"Tague un pote qui…" : Facebook veut mettre un terme à l'"engagement bait"

"Tague un pote qui…" : Facebook veut mettre un terme à l'"engagement bait" Buzzfeed, Sarcasm Lol et l'ensemble des pages spécialisées dans l'infotainment ne pourront plus recourir à cette astuce qui leur permet de booster la visibilité de leur posts sans avoir à apporter de valeur ajoutée éditoriale.

La nouvelle a sans mis le monde du community management en émoi. Facebook vient d'annoncer qu'il allait s'attaquer à ce qu'il appelle l'"engagement bait". En clair, toutes les recettes qui permettent aux administrateurs de pages Facebook de booster facilement leur engagement. Des astuces comme "Aime ce post si tu es du signe poisson" ou encore "Tague un ami dont le prénom commence par un S, il devra te…" qui ont fini par inonder les fils d'actualité des utilisateurs.

En identifiant un ami dans un commentaire, l'utilisateur attire son attention sur le post (et sur la marque qui l'a publié). L'ami tagué, en interagissant avec le post, lui donnera à son tour de la visibilité auprès d'une partie de sa communauté et ainsi de suite. En langage Facebook, c'est ce qu'on appelle du "earned media" et cela permet à une page d'augmenter la visibilité de son post (son reach) et de gagner des fans sans débourser un centime. L'opération est d'autant plus rentable que ces pages peuvent ensuite monétiser cette audience enrichie en la redirigeant vers un site qui a de la publicité display ou en lui diffusant des opérations de brand content natives.

Tous les médias d'infotainment y ont recours

Pas un média spécialisé dans l'infotainement n'y échappe. Depuis Aufeminin qui génère 22 000 commentaires grâce ce post (largement plus que le reste de ses publications) à Buzzfeed France, en passant par des pages natives de Facebook comme les FDP du Net dont une grande partie des 2,7 millions de fans ont été conquis grâce à cette astuce.

Ce dernier est représentatif de ces nombreuses communautés "semi-professionnelles" qui se sont construites au sein de la plateforme. Beaucoup (au contraire des FDP du Net) n'ont souvent pas de site Web et encore moins de mentions légales. Certaines sont créées par des "amateurs" débrouillards qui en profitent après pour les revendre à des médias plus établis qui pourront les fusionner avec leurs propres pages comme le font des Melty, Minutebuzz et Cerise. D'autres s'assurent une rente grâce à la publicité que les visites générées vers leur site ou des sites partenaires leur apportent.

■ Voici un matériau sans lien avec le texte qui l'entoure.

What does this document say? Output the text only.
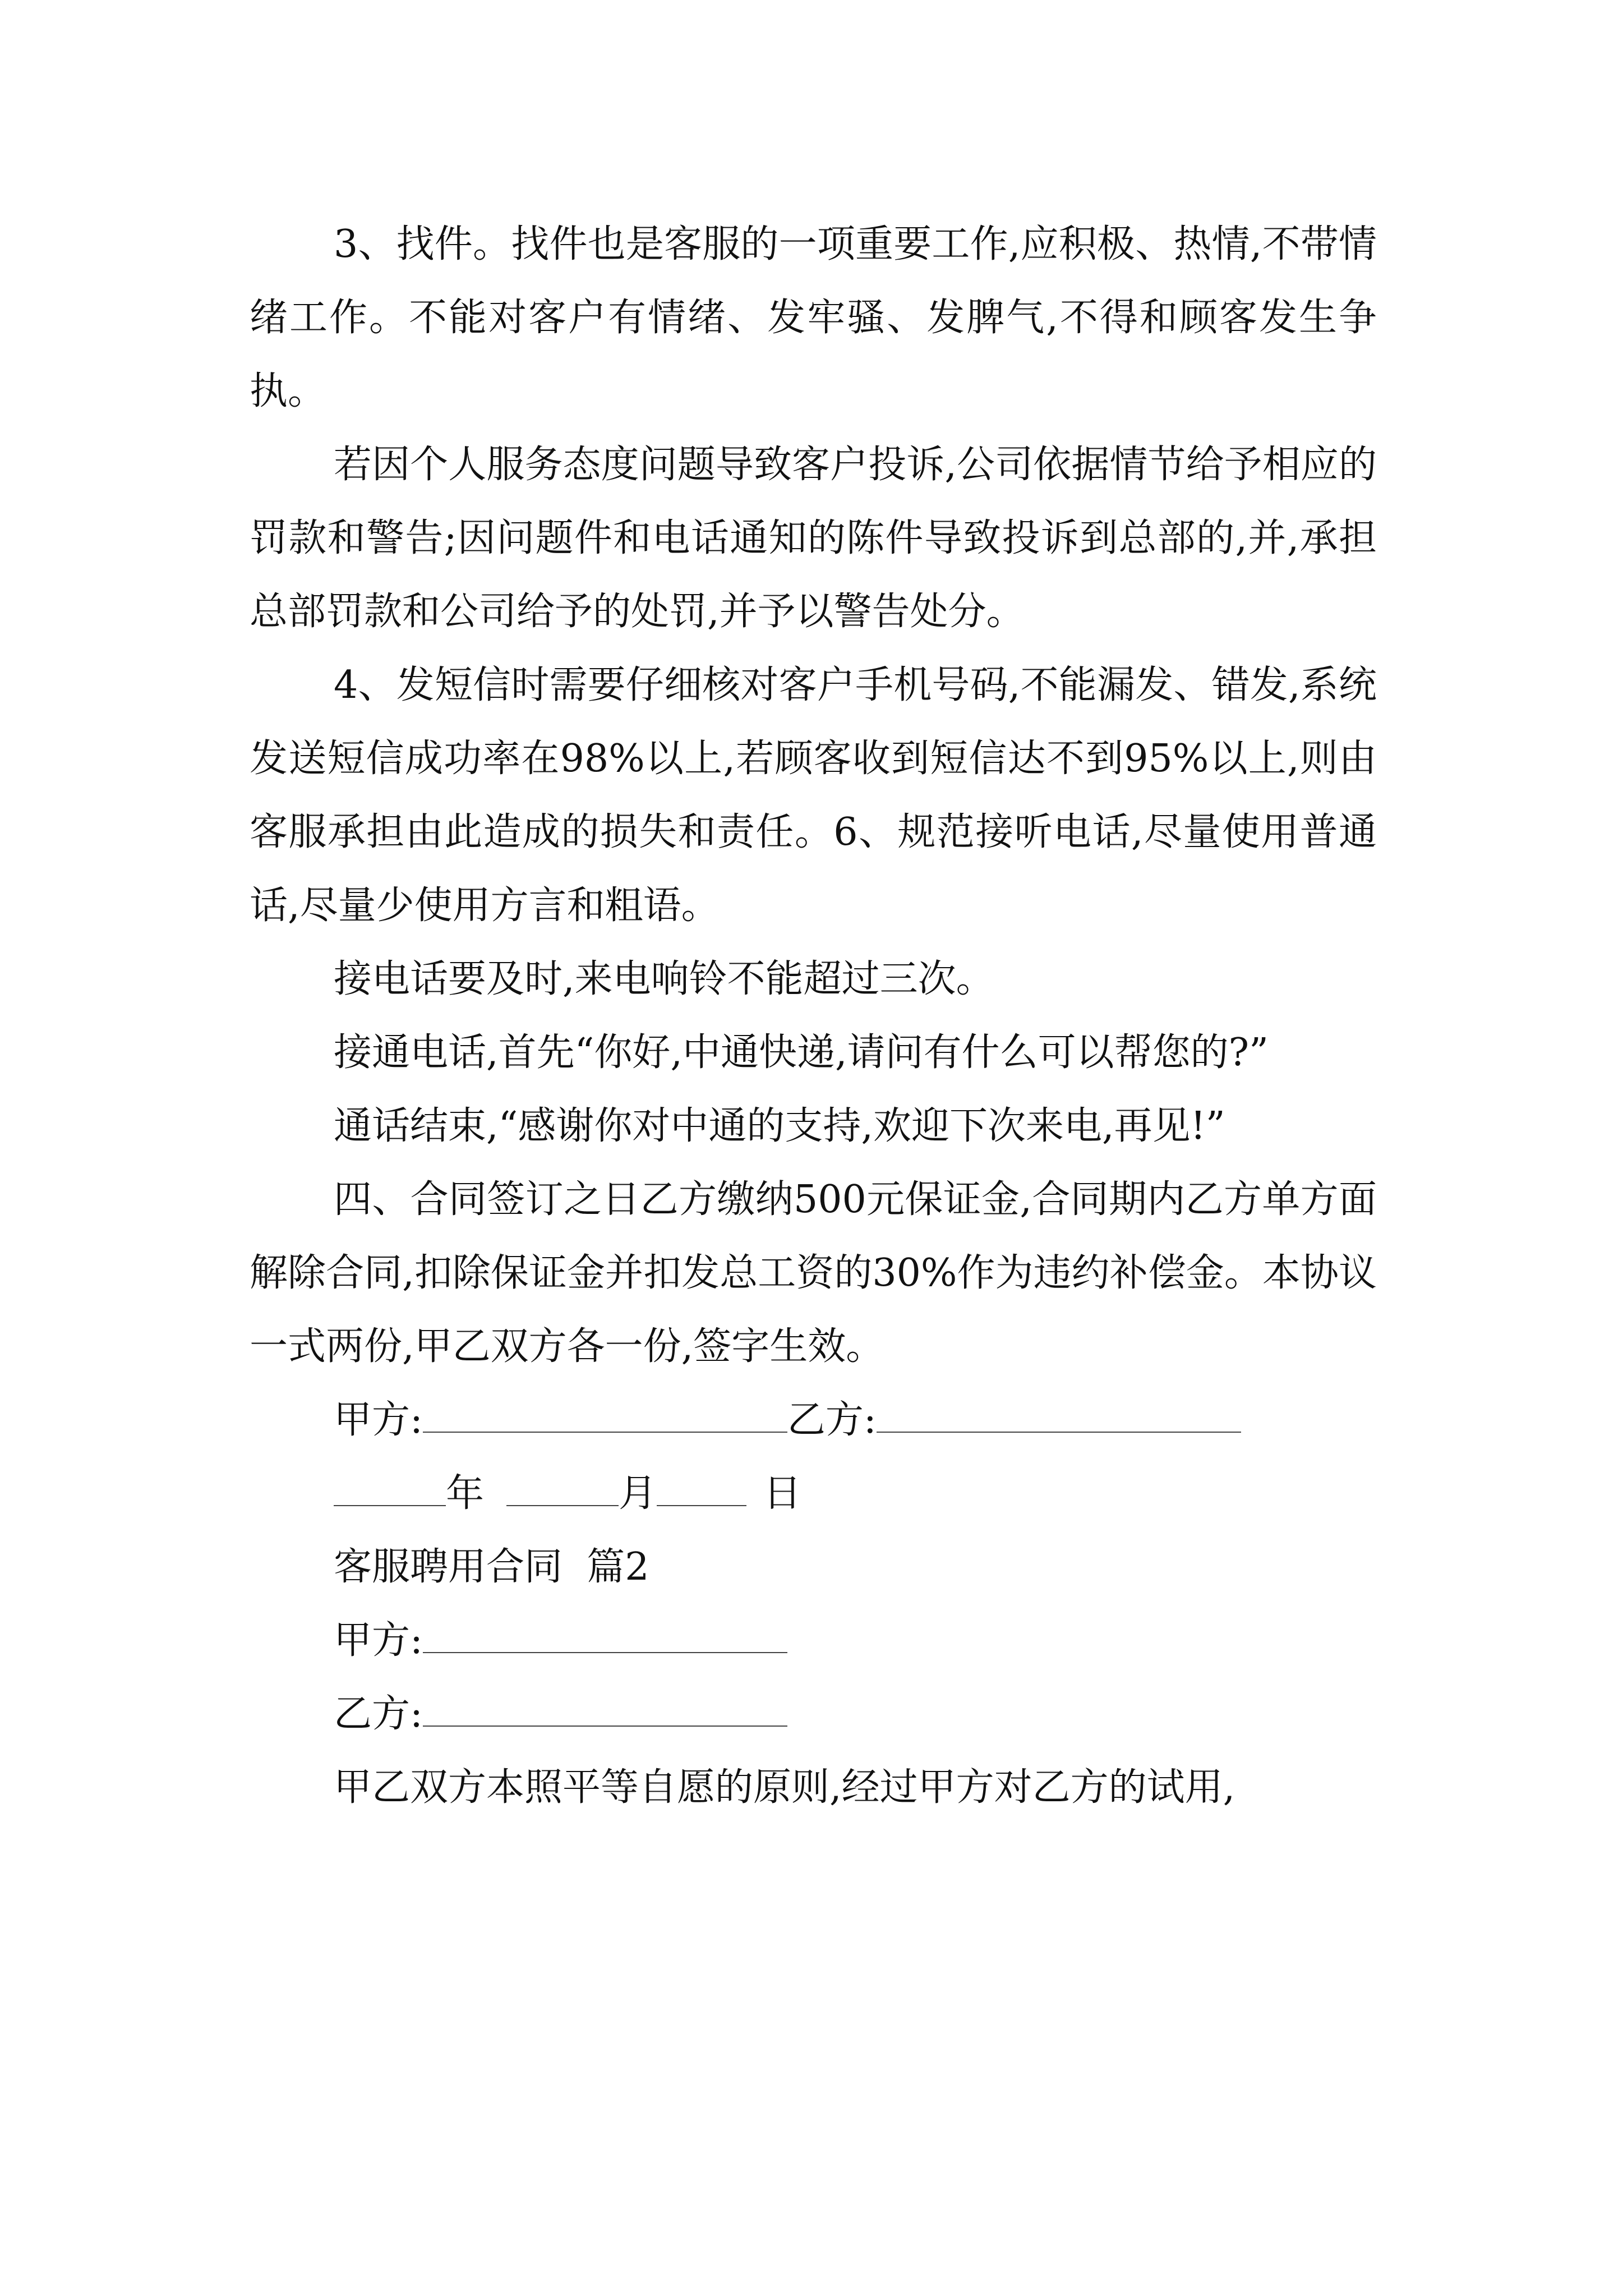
3、找件。找件也是客服的一项重要工作,应积极、热情,不带情绪工作。不能对客户有情绪、发牢骚、发脾气,不得和顾客发生争执。

若因个人服务态度问题导致客户投诉,公司依据情节给予相应的罚款和警告;因问题件和电话通知的陈件导致投诉到总部的,并,承担总部罚款和公司给予的处罚,并予以警告处分。

4、发短信时需要仔细核对客户手机号码,不能漏发、错发,系统发送短信成功率在98%以上,若顾客收到短信达不到95%以上,则由客服承担由此造成的损失和责任。6、规范接听电话,尽量使用普通话,尽量少使用方言和粗语。

接电话要及时,来电响铃不能超过三次。

接通电话,首先“你好,中通快递,请问有什么可以帮您的?”

通话结束,“感谢你对中通的支持,欢迎下次来电,再见!”

四、合同签订之日乙方缴纳500元保证金,合同期内乙方单方面解除合同,扣除保证金并扣发总工资的30%作为违约补偿金。本协议一式两份,甲乙双方各一份,签字生效。

甲方:	乙方:
年	月	日
客服聘用合同  篇2
甲方:
乙方:

甲乙双方本照平等自愿的原则,经过甲方对乙方的试用,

Le leader mondial de la pratique, Sarcasm Lol, compte 37 millions de fans sur Facebook

Parmi elles, le leader mondial du "Tague un ami" : Sarcasm Lol, une page méconnue en France mais qui a réussi à attirer près de 37 millions de fans en l'espace de deux ans, en postant entre 30 et 40 contenus de ce type par jour. Parfois dans un anglais approximatif, toujours avec un taux d'engagement incroyable. Le business model est rudimentaire : des publicités Google sur le site dédié.

Les fondateurs de cette page, tous trois basés en Inde, sont aussi discrets qu'elle est populaire. Aucun n'a répondu aux sollicitations du JDN. La seule trace de leur existence se trouve en fait sur le site Archive.org qui permet d'accéder à un article du Huffington Post indien qui a été dépublié. On y apprend que l'un d'entre eux a lancé une page baptisée "O_0" en 2011, que les deux autres l'ont rejoint en cours de route et que l'audience de la page a commencé à décoller en 2015. En mai 2016, elle comptait 2,6 millions de fans. L'explosion a eu lieu ensuite.

On peut douter que des "succès" tels que Sarcasm Lol se reproduisent de sitôt avec l'annonce de Facebook. "Cette tactique vise à prendre avantage de l'algorithme de notre News Feed en boostant l'engagement d'une publication pour augmenter son reach. A compter de cette semaine, nous allons prendre des mesures pour que les pages qui y ont recours voient leur reach diminuer fortement", annonce la plateforme. Ne sont concernées pour le moment que les pages éditées en langue anglaise. Mais il ne fait guère de toute que les autres marchés, dont la France, suivront bientôt.

"Les administrateurs devraient concentrer leurs efforts sur le partage de contenus inspirants et de qualité", estime Facebook. Cette annonce s'inscrit dans une démarche plus globale pour favoriser l'authenticité des contenus sur la plateforme, avec la volonté de réduire les liens vers les pages web de faible qualité et les titres qui ont recours au clickbait.